Lets get some basic numbers into this discussion:
316 million people live in the US.
14.6 million are in new england
19.6 in NY
NC/VA have a combined population of 18mm
Colorado's population is 5.3 mm (I assume this is our "tundra" do we get to include Utah and their 3mm?)
half the us population does not live in est it is 44%
MST+PST+NY and NE as you suggest leaves you with closer to 200 mm housholds not 225
California is bigger than: VA, SC, NC, MD, DE, and GA combined
You moved the goal post to include CST which where at least based on our traffic stats it would indicate our exposure is actually decent. Relative to population we index at about 100 for texas and over index for chicago, this is for a very ****ty football team. We dont seem to have a Texas/Chicago exposure problem. The place where the issues arise is the east-coast, but when 95% of your audience wants one thing that portion gets it.
You'll also recall the Network tried in year one to maximize exposure and expand the audience outside of the footprint but the Pac12 schools (cali especially) complained to Scott&co about start times specifically early weekday starts, too early and too late starts for football and hoops. So as the technical owners of the network the schools forced restructured schedules on the pac-nets because of the negative effects from that first year scheduling on attendance and student athletes lives. The other thing is the western footprint is so much less saturated than the southeast for CFB that there is way more to gain/lose in footprint so the focus for now is there.
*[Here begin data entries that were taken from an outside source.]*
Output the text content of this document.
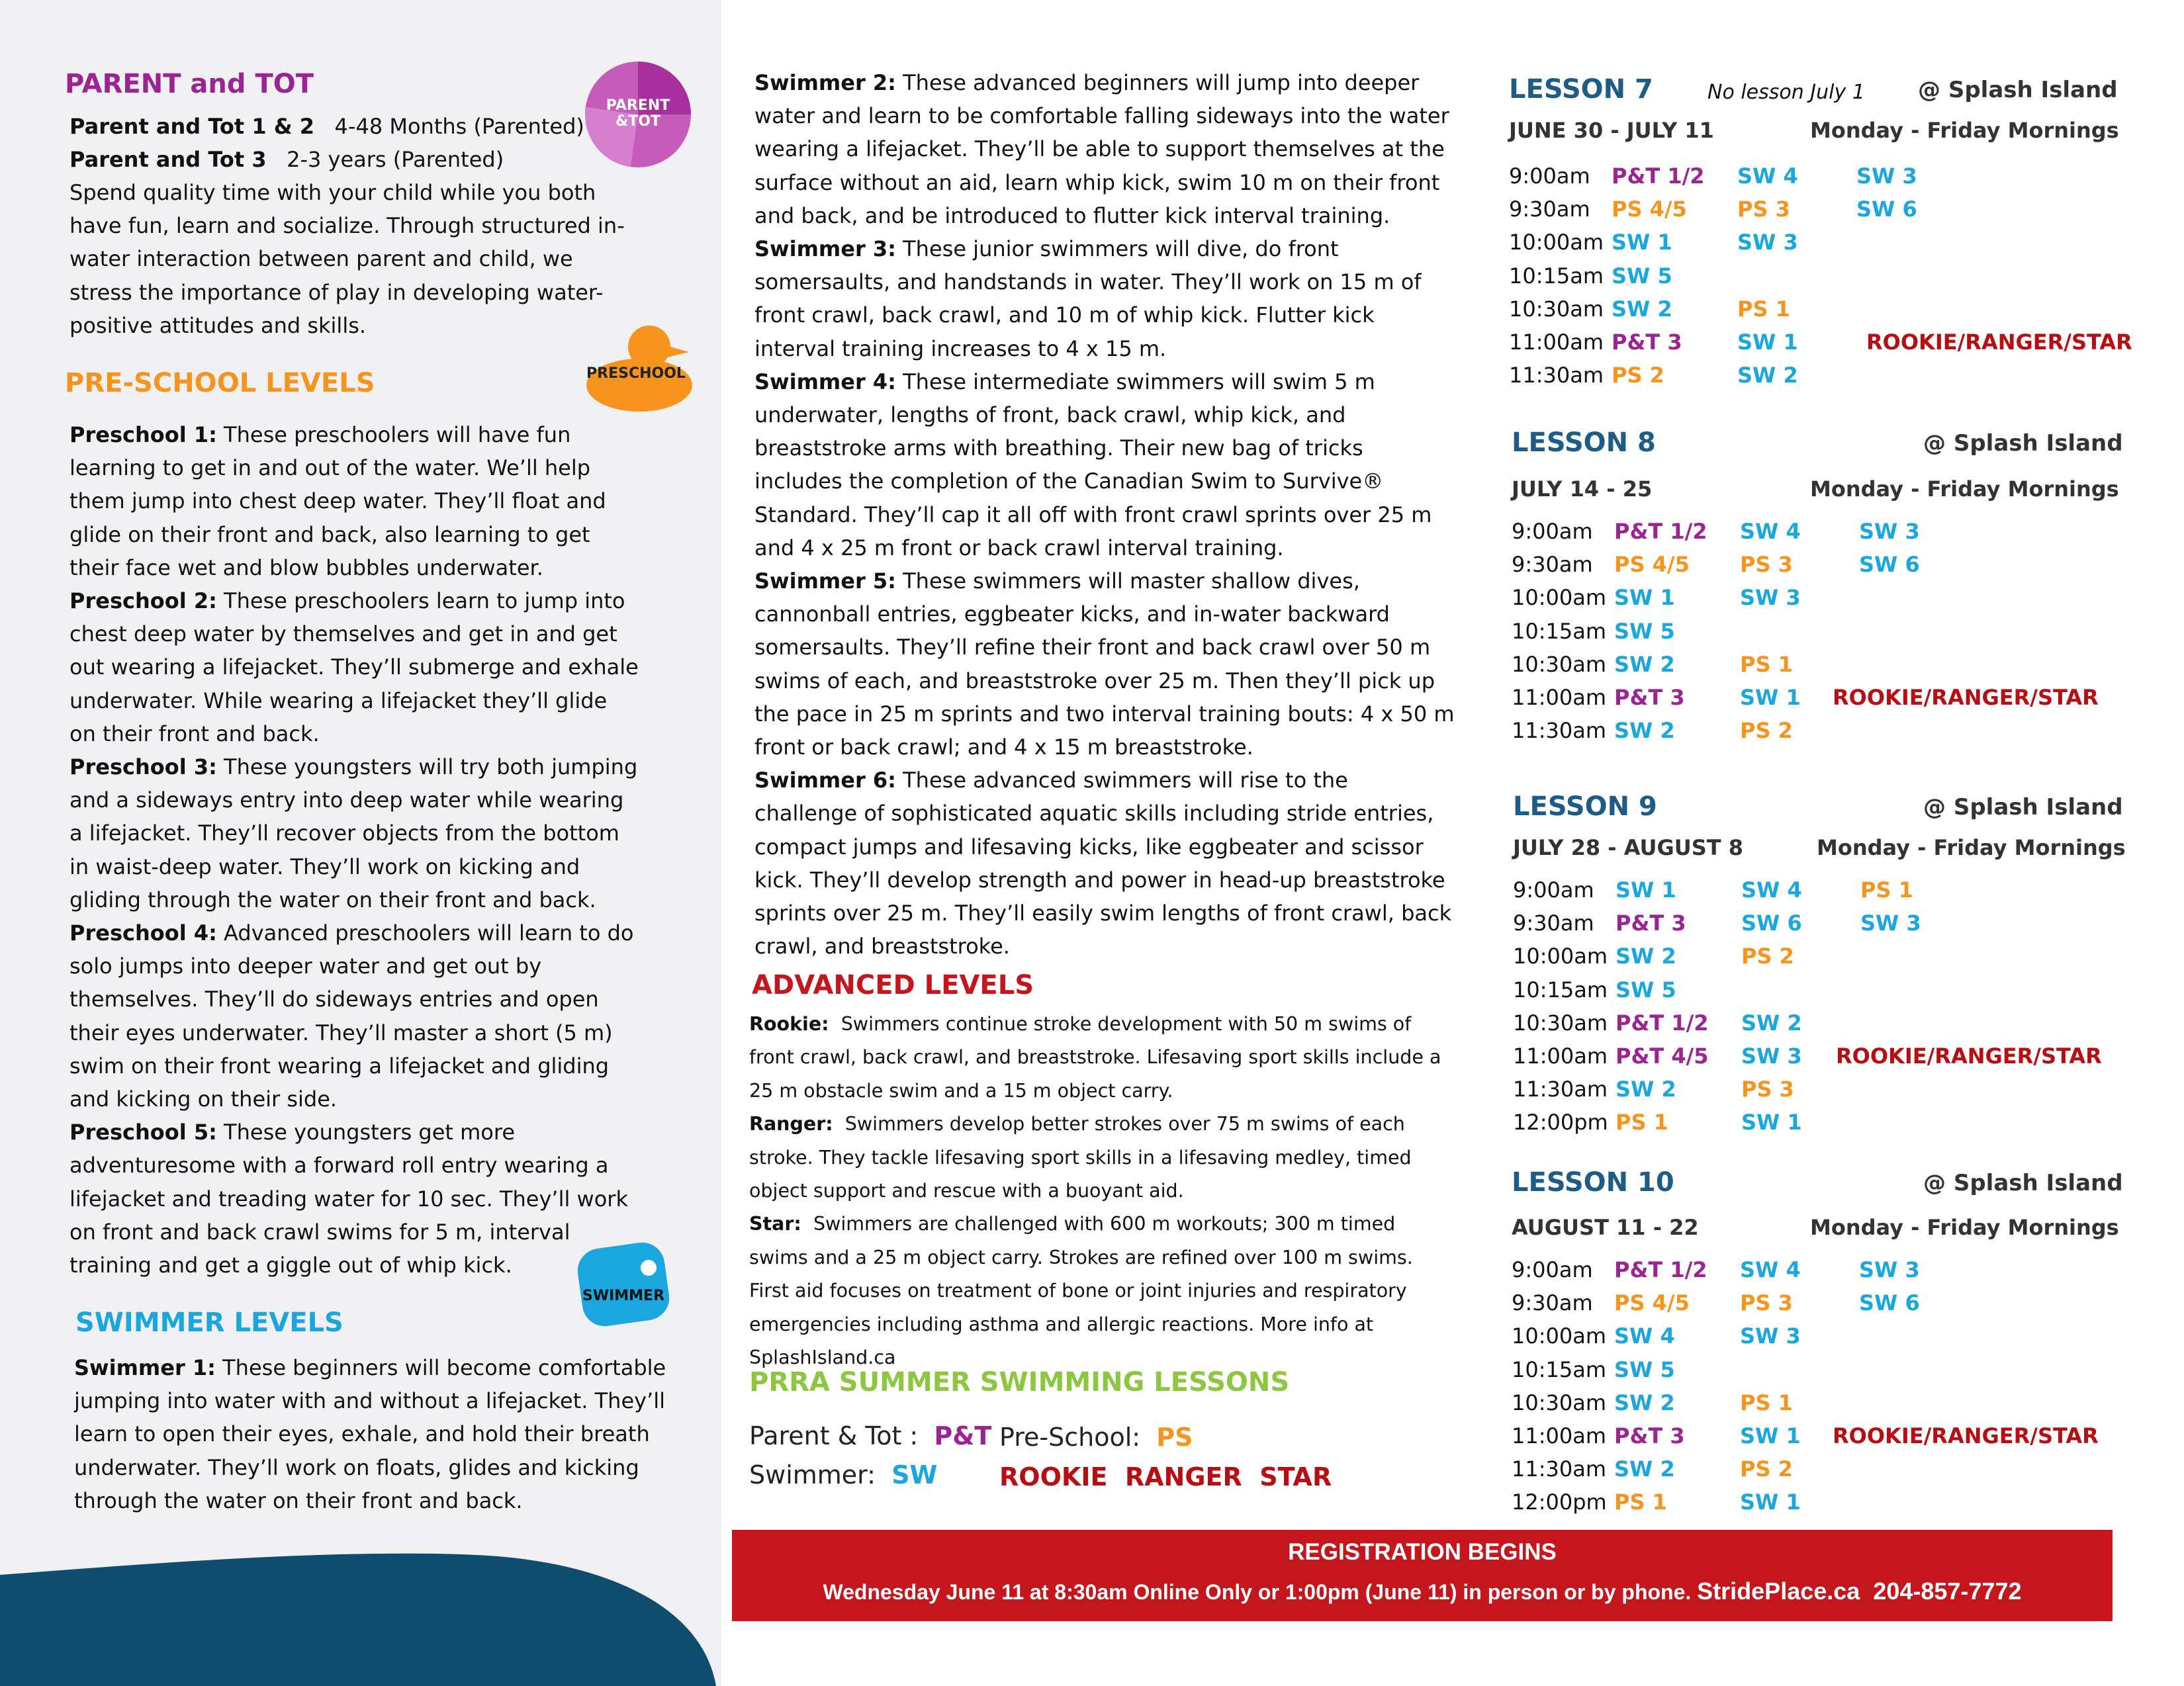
PARENT and TOT
PARENT &TOT

Parent and Tot 1 & 2 4-48 Months (Parented)

Parent and Tot 3 2-3 years (Parented)

Spend quality time with your child while you both have fun, learn and socialize. Through structured in-water interaction between parent and child, we stress the importance of play in developing water-positive attitudes and skills.
PRE-SCHOOL LEVELS	PRESCHOOL

Preschool 1: These preschoolers will have fun learning to get in and out of the water. We’ll help them jump into chest deep water. They’ll float and glide on their front and back, also learning to get their face wet and blow bubbles underwater.

Preschool 2: These preschoolers learn to jump into chest deep water by themselves and get in and get out wearing a lifejacket. They’ll submerge and exhale underwater. While wearing a lifejacket they’ll glide on their front and back.

Preschool 3: These youngsters will try both jumping and a sideways entry into deep water while wearing a lifejacket. They’ll recover objects from the bottom in waist-deep water. They’ll work on kicking and gliding through the water on their front and back.

Preschool 4: Advanced preschoolers will learn to do solo jumps into deeper water and get out by themselves. They’ll do sideways entries and open their eyes underwater. They’ll master a short (5 m) swim on their front wearing a lifejacket and gliding and kicking on their side.

Preschool 5: These youngsters get more adventuresome with a forward roll entry wearing a lifejacket and treading water for 10 sec. They’ll work on front and back crawl swims for 5 m, interval training and get a giggle out of whip kick.

SWIMMER LEVELS
SWIMMER

Swimmer 1: These beginners will become comfortable jumping into water with and without a lifejacket. They’ll learn to open their eyes, exhale, and hold their breath underwater. They’ll work on floats, glides and kicking through the water on their front and back.

Swimmer 2: These advanced beginners will jump into deeper water and learn to be comfortable falling sideways into the water wearing a lifejacket. They’ll be able to support themselves at the surface without an aid, learn whip kick, swim 10 m on their front and back, and be introduced to flutter kick interval training.

Swimmer 3: These junior swimmers will dive, do front somersaults, and handstands in water. They’ll work on 15 m of front crawl, back crawl, and 10 m of whip kick. Flutter kick interval training increases to 4 x 15 m.

Swimmer 4: These intermediate swimmers will swim 5 m underwater, lengths of front, back crawl, whip kick, and breaststroke arms with breathing. Their new bag of tricks includes the completion of the Canadian Swim to Survive® Standard. They’ll cap it all off with front crawl sprints over 25 m and 4 x 25 m front or back crawl interval training.

Swimmer 5: These swimmers will master shallow dives, cannonball entries, eggbeater kicks, and in-water backward somersaults. They’ll refine their front and back crawl over 50 m swims of each, and breaststroke over 25 m. Then they’ll pick up the pace in 25 m sprints and two interval training bouts: 4 x 50 m front or back crawl; and 4 x 15 m breaststroke.

Swimmer 6: These advanced swimmers will rise to the challenge of sophisticated aquatic skills including stride entries, compact jumps and lifesaving kicks, like eggbeater and scissor kick. They’ll develop strength and power in head-up breaststroke sprints over 25 m. They’ll easily swim lengths of front crawl, back crawl, and breaststroke.

ADVANCED LEVELS

Rookie: Swimmers continue stroke development with 50 m swims of front crawl, back crawl, and breaststroke. Lifesaving sport skills include a 25 m obstacle swim and a 15 m object carry.

Ranger: Swimmers develop better strokes over 75 m swims of each stroke. They tackle lifesaving sport skills in a lifesaving medley, timed object support and rescue with a buoyant aid.

Star: Swimmers are challenged with 600 m workouts; 300 m timed swims and a 25 m object carry. Strokes are refined over 100 m swims. First aid focuses on treatment of bone or joint injuries and respiratory emergencies including asthma and allergic reactions. More info at SplashIsland.ca

PRRA SUMMER SWIMMING LESSONS
Parent & Tot : P&T Pre-School: PS
Swimmer: SW ROOKIE  RANGER  STAR
LESSON 7	No lesson July 1 @ Splash Island
JUNE 30 - JULY 11	Monday - Friday Mornings
9:00am P&T 1/2 SW 4	SW 3
9:30am PS 4/5 PS 3	SW 6
10:00am SW 1	SW 3
10:15am SW 5
10:30am SW 2	PS 1
11:00am P&T 3	SW 1	ROOKIE/RANGER/STAR
11:30am PS 2	SW 2
LESSON 8	@ Splash Island
JULY 14 - 25	Monday - Friday Mornings
9:00am P&T 1/2 SW 4	SW 3
9:30am PS 4/5 PS 3	SW 6
10:00am SW 1	SW 3
10:15am SW 5
10:30am SW 2	PS 1
11:00am P&T 3	SW 1 ROOKIE/RANGER/STAR
11:30am SW 2	PS 2
LESSON 9	@ Splash Island
JULY 28 - AUGUST 8	Monday - Friday Mornings
9:00am SW 1	SW 4	PS 1
9:30am P&T 3	SW 6	SW 3
10:00am SW 2	PS 2
10:15am SW 5
10:30am P&T 1/2 SW 2
11:00am P&T 4/5 SW 3 ROOKIE/RANGER/STAR
11:30am SW 2	PS 3
12:00pm PS 1	SW 1
LESSON 10	@ Splash Island
AUGUST 11 - 22	Monday - Friday Mornings
9:00am P&T 1/2 SW 4	SW 3
9:30am PS 4/5 PS 3	SW 6
10:00am SW 4	SW 3
10:15am SW 5
10:30am SW 2	PS 1
11:00am P&T 3	SW 1 ROOKIE/RANGER/STAR
11:30am SW 2	PS 2
12:00pm PS 1	SW 1
REGISTRATION BEGINS
Wednesday June 11 at 8:30am Online Only or 1:00pm (June 11) in person or by phone. StridePlace.ca  204-857-7772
Ostensibly the Pac12 isnt going to put a game in a time slot say 4 or 5pst on a weekday that cuts attendance by 20% and drops the in footprint ratings by 30% to pick up out of footprint households because they'll lose far more in footprint viewers than they gain outside of the footprint.
Wrong. It's 39,773,359 to 38,340,000. 5 of the 6 states you mention are also growing at a faster rate than CA.
Wrong. Being discussed long before I made that post, despite teets attempts to move the goalposts and discuss only southern states bordering the Atlantic.